How would Pinpoint work?

The envisioned architecture of Pinpoint consists of two layers: A data-mining engine and the visualization, i.e., the user interface illustrated in the demonstrator. The interface between data mining and visualization consists of two matrices providing pairwise numeric data on subject distance and communicative distance between all people in the organization.

Subject distance refers to how closely related people are in terms of work contents and professional interests.
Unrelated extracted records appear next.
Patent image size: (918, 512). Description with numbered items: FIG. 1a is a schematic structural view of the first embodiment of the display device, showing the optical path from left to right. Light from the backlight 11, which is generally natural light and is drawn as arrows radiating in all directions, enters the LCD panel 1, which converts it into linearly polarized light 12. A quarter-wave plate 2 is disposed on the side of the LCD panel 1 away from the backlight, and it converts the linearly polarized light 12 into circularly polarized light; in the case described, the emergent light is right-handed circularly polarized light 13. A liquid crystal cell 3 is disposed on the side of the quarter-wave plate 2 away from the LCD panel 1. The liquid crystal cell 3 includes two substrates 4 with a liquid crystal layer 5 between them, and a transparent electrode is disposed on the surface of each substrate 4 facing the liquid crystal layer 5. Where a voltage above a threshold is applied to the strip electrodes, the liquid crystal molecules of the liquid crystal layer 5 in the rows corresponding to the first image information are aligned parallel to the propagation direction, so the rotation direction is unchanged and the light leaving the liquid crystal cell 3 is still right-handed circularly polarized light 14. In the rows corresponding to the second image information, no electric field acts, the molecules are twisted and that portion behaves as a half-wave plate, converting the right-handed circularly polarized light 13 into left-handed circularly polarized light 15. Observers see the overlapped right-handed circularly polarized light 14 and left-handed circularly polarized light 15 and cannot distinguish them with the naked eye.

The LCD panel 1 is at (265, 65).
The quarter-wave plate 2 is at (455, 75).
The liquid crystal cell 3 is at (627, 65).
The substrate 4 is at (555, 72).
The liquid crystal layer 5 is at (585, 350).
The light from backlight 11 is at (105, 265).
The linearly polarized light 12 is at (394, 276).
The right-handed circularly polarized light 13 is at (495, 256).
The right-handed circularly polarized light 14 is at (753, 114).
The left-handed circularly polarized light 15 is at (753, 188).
The data-mining engine computes a subject distance matrix by semantic clustering and analysis of documents, database entries and other manifest traces of what people actually do.

Examples of data sources include project documents; meeting notes; assignment of people to projects; role and organizational structure; intranet search and browsing patterns; assignment of activity-specific system privileges; data on competence development and other formal HR information.
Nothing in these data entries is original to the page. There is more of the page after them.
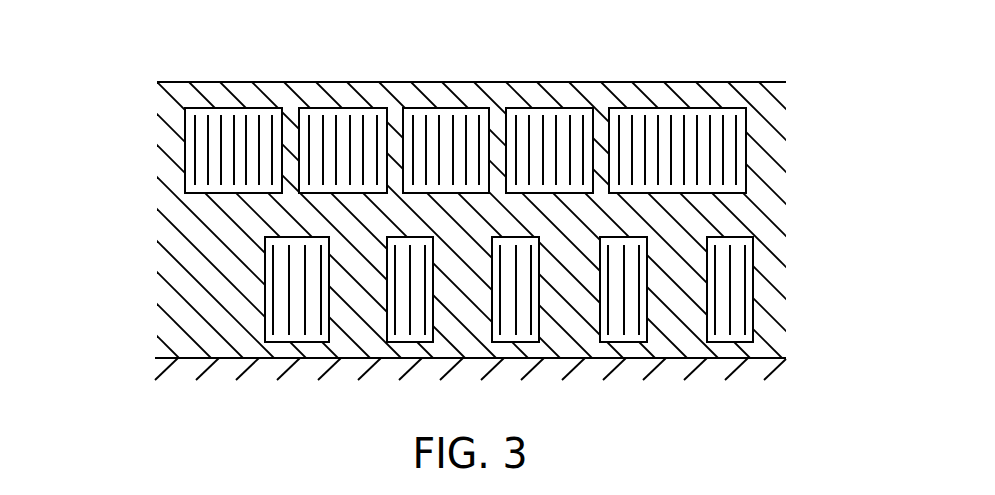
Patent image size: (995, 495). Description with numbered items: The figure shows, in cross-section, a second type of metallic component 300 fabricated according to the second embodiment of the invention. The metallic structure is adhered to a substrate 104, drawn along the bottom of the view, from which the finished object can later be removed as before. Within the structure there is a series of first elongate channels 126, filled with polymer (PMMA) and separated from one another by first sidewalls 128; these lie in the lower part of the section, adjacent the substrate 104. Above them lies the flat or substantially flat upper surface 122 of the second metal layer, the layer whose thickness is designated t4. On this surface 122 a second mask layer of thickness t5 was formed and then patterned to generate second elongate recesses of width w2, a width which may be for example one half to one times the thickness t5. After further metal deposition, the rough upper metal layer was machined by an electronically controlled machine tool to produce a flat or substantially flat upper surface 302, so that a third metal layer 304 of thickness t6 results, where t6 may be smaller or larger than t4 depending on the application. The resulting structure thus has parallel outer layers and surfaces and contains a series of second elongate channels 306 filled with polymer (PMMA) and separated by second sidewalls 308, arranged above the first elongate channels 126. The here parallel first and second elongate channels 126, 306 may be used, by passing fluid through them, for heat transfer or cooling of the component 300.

The metallic component 300 is at (807, 250).
The upper surface 302 is at (653, 82).
The third metal layer 304 is at (560, 90).
The second elongate channels 306 is at (222, 105).
The second sidewalls 308 is at (396, 127).
The upper surface of second metal layer 122 is at (742, 193).
The first elongate channels 126 is at (282, 327).
The first sidewalls 128 is at (472, 318).
The substrate 104 is at (588, 373).
The thickness of second metal layer t4 is at (112, 198).
The thickness of second mask layer t5 is at (115, 105).
The thickness of third metal layer t6 is at (141, 35).
The width of second elongate recesses w2 is at (348, 68).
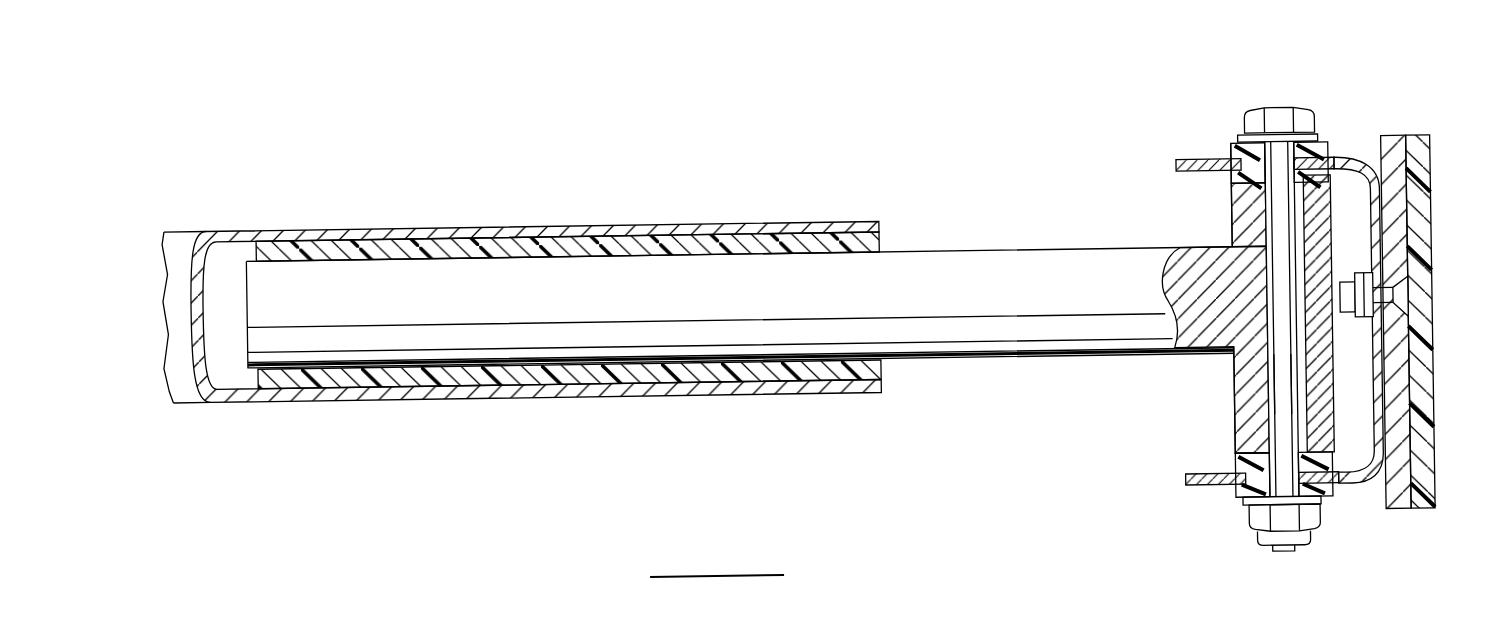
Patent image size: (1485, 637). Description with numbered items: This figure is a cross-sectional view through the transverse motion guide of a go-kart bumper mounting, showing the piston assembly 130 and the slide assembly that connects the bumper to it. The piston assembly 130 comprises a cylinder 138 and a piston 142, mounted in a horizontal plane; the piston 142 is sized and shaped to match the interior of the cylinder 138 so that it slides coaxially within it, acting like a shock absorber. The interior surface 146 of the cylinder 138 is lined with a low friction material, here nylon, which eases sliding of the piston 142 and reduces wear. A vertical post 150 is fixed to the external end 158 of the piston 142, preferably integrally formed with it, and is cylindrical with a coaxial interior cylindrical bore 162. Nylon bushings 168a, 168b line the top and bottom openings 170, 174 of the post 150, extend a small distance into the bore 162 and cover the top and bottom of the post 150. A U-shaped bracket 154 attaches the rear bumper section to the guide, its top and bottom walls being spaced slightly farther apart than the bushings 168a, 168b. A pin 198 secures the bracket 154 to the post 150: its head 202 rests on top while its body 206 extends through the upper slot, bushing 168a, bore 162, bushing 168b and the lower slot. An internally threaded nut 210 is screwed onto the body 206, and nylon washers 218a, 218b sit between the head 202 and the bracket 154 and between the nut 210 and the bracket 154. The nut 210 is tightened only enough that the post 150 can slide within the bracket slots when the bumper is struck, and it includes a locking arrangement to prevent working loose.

The piston assembly 130 is at (902, 149).
The cylinder 138 is at (334, 219).
The piston 142 is at (986, 248).
The interior surface 146 is at (769, 366).
The post 150 is at (1256, 412).
The bracket 154 is at (1376, 384).
The external end 158 is at (1192, 253).
The interior cylindrical bore 162 is at (1258, 430).
The bushing 168a is at (1332, 160).
The bushing 168b is at (1240, 472).
The top opening 170 is at (1318, 204).
The bottom opening 174 is at (1323, 434).
The pin 198 is at (1274, 270).
The head 202 is at (1283, 115).
The body 206 is at (1276, 374).
The nut 210 is at (1257, 524).
The washer 218a is at (1328, 165).
The washer 218b is at (1317, 500).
The data-mining engine would use techniques such as latent semantic indexing, multidimensional scaling or self-organizing maps combined with genre-specific heuristics to construct clusters and tags, and to compute subject distances between people.
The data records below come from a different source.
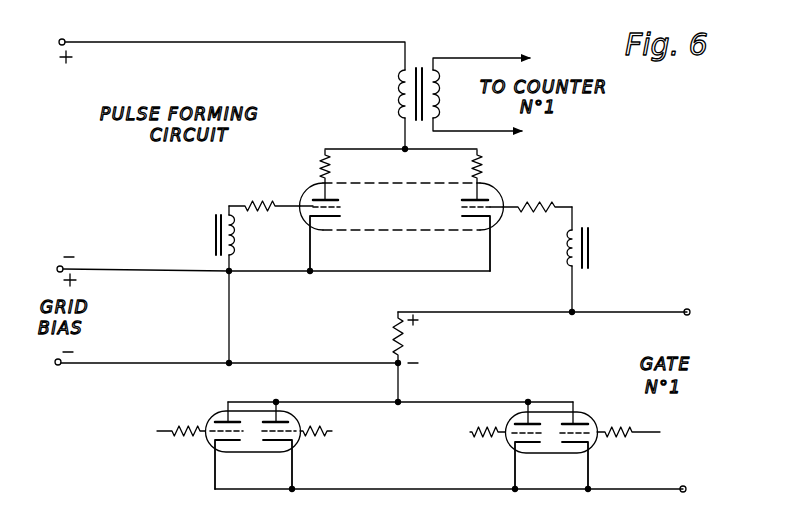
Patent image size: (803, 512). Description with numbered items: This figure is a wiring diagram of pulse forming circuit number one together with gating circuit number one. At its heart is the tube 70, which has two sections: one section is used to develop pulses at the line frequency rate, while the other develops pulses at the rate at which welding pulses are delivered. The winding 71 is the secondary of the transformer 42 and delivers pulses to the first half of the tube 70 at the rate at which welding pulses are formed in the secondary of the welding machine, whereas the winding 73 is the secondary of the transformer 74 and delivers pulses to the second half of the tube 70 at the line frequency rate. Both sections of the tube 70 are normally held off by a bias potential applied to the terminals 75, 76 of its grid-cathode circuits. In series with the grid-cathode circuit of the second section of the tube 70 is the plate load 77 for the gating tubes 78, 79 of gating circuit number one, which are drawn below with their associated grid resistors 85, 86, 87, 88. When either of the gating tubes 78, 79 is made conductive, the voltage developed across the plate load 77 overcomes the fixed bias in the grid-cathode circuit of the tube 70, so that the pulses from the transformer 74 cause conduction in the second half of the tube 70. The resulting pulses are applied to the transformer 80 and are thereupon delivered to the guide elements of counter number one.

The transformer 42 is at (214, 226).
The tube 70 is at (505, 189).
The winding 71 is at (238, 241).
The winding 73 is at (563, 253).
The transformer 74 is at (594, 246).
The terminal 75 is at (57, 268).
The terminal 76 is at (58, 366).
The plate load 77 is at (407, 340).
The gating tube 78 is at (260, 454).
The gating tube 79 is at (568, 456).
The transformer 80 is at (392, 90).
The grid resistor 85 is at (203, 434).
The grid resistor 86 is at (305, 437).
The grid resistor 87 is at (505, 438).
The grid resistor 88 is at (597, 437).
The tags chosen by the user to present herself in the system are weighted more heavily than the system-generated tags, and used to refine the subject distance matrix for the visualization.

Communicative distance is computed by the data-mining engine in a similar way, based on data sources such email and IM archives, address books, buddy lists and internal phone logs.

The interface between visualization and data-mining engine is strictly limited to the two numeric matrices; there is no way to access documents, communication contents and other raw data through the visualization. The reason for this policy is to uphold a reasonable level of personal integrity.